Cerebral – Declarative state and side effects for popular JavaScript frameworks - christianalfoni
http://www.cerebraljs.com
======
markers
Been using Cerebral for two projects (one large and one small) so far and it's
simply been an amazing experience. It's incredible how such a simple
framework/concepts can cover everything you need, even for large apps. It
doesn't only handle state well, but also provides a good solution for handling
side effects.

Also, the way routing is handled is really something other frameworks should
learn from. It's slightly unusual in the beginning, but when you "get it" you
suddenly realize everyone else has got it all wrong.

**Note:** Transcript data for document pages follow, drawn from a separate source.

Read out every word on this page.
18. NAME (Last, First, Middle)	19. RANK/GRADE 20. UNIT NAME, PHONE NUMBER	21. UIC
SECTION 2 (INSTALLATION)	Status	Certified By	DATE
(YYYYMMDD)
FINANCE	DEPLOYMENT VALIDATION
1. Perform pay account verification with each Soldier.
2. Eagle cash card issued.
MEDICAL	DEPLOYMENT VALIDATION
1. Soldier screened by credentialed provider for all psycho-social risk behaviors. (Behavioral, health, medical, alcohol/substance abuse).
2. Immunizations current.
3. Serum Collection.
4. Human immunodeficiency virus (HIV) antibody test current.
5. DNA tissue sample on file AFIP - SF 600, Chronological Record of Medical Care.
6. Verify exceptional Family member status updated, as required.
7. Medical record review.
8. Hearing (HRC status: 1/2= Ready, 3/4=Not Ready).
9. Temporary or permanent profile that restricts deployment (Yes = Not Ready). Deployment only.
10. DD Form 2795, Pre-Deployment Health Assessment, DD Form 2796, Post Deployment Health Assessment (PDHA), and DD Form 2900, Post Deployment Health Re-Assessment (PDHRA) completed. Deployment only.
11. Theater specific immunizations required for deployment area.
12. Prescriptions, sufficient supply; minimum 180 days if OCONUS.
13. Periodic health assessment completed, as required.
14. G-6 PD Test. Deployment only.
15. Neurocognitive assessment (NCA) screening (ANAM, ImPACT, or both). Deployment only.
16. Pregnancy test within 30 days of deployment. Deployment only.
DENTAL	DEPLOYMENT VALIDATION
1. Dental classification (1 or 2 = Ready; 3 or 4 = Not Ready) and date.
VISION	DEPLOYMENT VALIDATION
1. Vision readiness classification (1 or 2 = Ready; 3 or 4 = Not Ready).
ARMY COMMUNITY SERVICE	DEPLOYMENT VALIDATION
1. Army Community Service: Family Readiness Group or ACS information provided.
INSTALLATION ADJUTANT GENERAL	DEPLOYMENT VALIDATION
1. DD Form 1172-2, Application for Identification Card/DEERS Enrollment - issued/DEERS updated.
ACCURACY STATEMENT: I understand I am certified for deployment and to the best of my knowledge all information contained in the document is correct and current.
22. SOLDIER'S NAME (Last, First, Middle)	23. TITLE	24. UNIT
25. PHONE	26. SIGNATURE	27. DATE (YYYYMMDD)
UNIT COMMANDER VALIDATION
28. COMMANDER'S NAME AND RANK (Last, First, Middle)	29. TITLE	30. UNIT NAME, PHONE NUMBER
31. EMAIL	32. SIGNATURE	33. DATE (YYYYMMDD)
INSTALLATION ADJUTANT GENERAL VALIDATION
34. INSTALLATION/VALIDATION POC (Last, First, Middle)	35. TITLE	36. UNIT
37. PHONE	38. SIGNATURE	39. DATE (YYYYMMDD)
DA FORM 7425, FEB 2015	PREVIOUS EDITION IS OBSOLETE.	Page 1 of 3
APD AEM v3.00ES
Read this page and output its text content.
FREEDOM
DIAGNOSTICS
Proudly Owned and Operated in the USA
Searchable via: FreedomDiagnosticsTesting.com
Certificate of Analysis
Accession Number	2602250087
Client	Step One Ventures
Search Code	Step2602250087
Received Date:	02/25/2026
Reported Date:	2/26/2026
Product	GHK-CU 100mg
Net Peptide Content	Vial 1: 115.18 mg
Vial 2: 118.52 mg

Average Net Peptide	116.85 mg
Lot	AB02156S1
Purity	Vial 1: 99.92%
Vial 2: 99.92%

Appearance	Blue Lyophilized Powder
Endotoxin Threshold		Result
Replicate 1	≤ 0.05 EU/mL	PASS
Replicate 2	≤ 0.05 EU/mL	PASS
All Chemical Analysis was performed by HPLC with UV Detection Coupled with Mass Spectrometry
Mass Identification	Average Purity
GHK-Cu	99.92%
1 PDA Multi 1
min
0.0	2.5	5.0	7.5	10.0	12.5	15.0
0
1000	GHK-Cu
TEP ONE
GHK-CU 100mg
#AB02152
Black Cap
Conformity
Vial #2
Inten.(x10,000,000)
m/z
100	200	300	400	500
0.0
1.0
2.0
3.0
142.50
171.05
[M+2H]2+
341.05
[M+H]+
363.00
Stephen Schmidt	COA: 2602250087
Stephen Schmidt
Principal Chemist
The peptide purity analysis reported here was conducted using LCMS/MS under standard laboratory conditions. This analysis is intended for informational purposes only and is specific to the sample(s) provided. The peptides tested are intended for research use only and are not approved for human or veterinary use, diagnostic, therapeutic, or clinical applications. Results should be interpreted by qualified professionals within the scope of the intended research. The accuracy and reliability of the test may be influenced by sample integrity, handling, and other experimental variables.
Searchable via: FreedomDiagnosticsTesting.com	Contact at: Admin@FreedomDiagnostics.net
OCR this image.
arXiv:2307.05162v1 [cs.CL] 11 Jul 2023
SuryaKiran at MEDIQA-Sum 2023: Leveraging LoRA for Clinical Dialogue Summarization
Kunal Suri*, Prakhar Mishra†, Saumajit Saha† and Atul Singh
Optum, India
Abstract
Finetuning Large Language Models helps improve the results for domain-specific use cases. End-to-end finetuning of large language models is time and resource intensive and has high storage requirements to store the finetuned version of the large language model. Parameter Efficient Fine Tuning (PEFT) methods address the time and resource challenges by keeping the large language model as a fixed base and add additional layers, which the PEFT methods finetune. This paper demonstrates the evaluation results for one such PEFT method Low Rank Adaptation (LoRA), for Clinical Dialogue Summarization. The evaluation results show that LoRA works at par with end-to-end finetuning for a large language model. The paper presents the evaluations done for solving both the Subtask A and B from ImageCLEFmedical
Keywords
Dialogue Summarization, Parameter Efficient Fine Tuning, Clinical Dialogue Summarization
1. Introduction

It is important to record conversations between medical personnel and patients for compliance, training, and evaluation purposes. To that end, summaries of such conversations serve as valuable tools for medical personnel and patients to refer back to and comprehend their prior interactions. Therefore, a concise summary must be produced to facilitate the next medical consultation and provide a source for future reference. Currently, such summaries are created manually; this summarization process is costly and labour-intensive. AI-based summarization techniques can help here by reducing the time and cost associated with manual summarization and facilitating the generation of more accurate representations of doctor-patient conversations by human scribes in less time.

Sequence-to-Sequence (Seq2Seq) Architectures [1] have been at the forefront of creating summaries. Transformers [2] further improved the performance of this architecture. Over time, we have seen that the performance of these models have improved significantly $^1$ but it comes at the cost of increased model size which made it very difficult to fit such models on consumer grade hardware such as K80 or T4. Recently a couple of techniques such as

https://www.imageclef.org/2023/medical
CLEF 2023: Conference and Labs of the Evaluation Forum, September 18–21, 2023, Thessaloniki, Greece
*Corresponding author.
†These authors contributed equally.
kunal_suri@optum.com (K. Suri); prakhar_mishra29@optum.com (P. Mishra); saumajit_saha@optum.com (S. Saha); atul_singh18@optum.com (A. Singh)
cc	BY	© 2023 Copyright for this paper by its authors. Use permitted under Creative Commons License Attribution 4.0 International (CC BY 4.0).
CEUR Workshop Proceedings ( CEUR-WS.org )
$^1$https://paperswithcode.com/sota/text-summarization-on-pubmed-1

Just a shame it's not more well known, as it compares very favorably to other
state/side effects management frameworks like redux and mobx.

------
hipertracker
Have been using Cerebral since version 1.0. I have finished few projects for
two big banks. IMHO, the main Cerebral selling point is the simplicity of the
uniform and declarative state management enforced with the state of art
Debugger. Cerebral is simpler and more comfortable than Redux, MobX or
Recompose. The declarative, composable uniform abstraction for both synch and
asynch (side effects) actions is awesome. More, I added to all of that one
more thing - the famous "no-runtime-exceptions" guarantees coming from Elm.
Being pragmatic I use the hybrid: Cerebral + React + Elm. It works perfect
together!

------
gaspard
Using Cerebral in a complex React + TypeScript app and really enjoying the
workflow. This is a great tool to work with and a great community as well :-)

------
jtasek
Have been using Cerebral for my projects written in React for a while.
Christian and other maintainers have done an amazing job. They just got the
web development right from routing, declarative business logic to managing
side effects. Try Cerebral and never look back.

------
andrewvmail
Used Cerebral on an Ionic app, re-wrote an XMPP client that took over a 2
years to write in 3 weeks time. Great community, really love using it and its
the best programming abstraction I experienced.

------
fopsdev
Been using it now for a while. Finished 2 Enterprise Web Apps using it. Its
really easy to dig into my Apps even after a few month without touching them.
Will use it for my Future Web Apps as well (Together with React)

------
edgesoft
I use Cerebral for all my frontend apps as well as function-tree for node
backends, and I totally love it! It is very productive and the community is
great!

------
dprai
Awesome and helpful community, super ideas behind the cerebral, handling side
effects in JS as they should be handled :-)

------
reflog
Can't recommend this project enough! Used it on several projects with great
success. Plus the maintainers are amazing!